If you do a similar article in the future, it'd be cool to link right through to a donation page, pop a cookie on the persons browser, and see if they end up donating in the next couple months.

I hear you, it's hard to determine these things fully. I do think social sharing is weak evidence - again, people choose to put their social capital behind it, and it gets post-factum cognitive justification going.

A stronger piece of evidence is this case study from a comment on my personal FB page about someone who was convinced to donate to effective charities from an article I wrote.

Other evidence is important, of course, and I like your idea!

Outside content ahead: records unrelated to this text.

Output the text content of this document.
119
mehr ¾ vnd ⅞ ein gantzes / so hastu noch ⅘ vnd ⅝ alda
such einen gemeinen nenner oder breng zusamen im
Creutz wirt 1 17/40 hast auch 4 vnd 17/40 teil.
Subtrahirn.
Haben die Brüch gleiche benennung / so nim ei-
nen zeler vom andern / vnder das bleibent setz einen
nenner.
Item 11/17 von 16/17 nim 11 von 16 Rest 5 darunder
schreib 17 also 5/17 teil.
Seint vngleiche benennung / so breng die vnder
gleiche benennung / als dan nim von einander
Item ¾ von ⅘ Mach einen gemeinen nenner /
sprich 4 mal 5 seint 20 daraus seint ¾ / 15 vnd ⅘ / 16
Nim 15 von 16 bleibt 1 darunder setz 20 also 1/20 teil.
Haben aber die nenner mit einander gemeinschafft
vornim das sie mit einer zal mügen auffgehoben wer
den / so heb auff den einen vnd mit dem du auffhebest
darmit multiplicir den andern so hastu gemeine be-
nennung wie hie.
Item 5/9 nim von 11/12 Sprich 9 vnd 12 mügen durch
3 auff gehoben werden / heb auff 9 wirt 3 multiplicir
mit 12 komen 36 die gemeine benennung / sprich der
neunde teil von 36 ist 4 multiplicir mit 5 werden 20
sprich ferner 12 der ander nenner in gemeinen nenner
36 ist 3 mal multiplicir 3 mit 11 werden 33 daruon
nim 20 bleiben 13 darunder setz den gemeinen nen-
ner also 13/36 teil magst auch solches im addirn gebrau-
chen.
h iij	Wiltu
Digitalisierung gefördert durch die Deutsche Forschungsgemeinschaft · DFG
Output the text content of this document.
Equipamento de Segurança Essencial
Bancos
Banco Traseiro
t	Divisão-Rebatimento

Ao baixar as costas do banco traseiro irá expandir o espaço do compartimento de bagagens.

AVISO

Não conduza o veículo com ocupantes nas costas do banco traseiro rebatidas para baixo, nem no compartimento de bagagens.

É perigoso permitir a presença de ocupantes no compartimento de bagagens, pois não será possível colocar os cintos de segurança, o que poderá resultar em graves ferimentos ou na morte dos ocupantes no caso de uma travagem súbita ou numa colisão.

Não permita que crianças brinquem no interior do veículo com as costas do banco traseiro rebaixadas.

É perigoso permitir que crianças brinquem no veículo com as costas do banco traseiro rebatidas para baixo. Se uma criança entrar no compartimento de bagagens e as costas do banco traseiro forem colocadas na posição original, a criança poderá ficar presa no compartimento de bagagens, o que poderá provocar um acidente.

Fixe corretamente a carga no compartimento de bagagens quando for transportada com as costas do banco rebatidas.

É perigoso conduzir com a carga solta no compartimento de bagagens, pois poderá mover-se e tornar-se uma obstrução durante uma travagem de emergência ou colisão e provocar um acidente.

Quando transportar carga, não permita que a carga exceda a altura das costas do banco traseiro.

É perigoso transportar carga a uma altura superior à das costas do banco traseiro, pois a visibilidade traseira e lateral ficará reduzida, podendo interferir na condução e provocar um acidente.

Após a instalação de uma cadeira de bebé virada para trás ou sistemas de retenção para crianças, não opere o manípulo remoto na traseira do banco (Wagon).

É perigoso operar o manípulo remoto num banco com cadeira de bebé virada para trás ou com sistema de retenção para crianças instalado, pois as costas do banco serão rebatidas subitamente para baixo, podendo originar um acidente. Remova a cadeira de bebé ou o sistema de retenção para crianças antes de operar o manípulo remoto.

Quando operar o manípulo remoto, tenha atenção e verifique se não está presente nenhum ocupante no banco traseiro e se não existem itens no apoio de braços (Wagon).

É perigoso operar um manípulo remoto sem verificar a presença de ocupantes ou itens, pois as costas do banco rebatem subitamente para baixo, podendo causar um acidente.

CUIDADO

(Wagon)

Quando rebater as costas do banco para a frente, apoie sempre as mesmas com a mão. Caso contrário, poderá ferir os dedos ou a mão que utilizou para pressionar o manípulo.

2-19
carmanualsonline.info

Sharing socially could even negatively correlate, because sharing socially is a good way to get the social good will of being savvy and a donor,

In this case I don't think so. Sharing such an article is bound to produce situations in which other people ask you for your donation habits.


Possibly... at least in the US there seems to be a social taboo against those sorts of questions.

Normally yes, but do you think the taboo would still exists when person shares an article like that?


I went ahead and shared it a couple of days ago and so far haven't gotten any comments. How did you fare?

How did you fare?

I haven't shared it myself.


Sounds like a good time for an experiment... let's both share it and see what comments we get.

To practice an experimental and data-gathering approach, I decided to try to publish a list-style article, and got this one, "8 Secrets of Savvy Donors," placed in The Huffington Post.

I like the article.

I would be very interested to have numbers about ordered superdonar T-Shirts that came through that article.

Glad you liked the piece! I tried to keep the feedback I got earlier in mind when writing it, so I'm glad my writing is growing better.

I'll be eager to learn about the Superdonor T-shirts too, but I doubt the numbers would be large. That would mean strong identification with the Superdonor concept. I think it would take a number of exposures to the Superdonor concept for people to identify with this notion.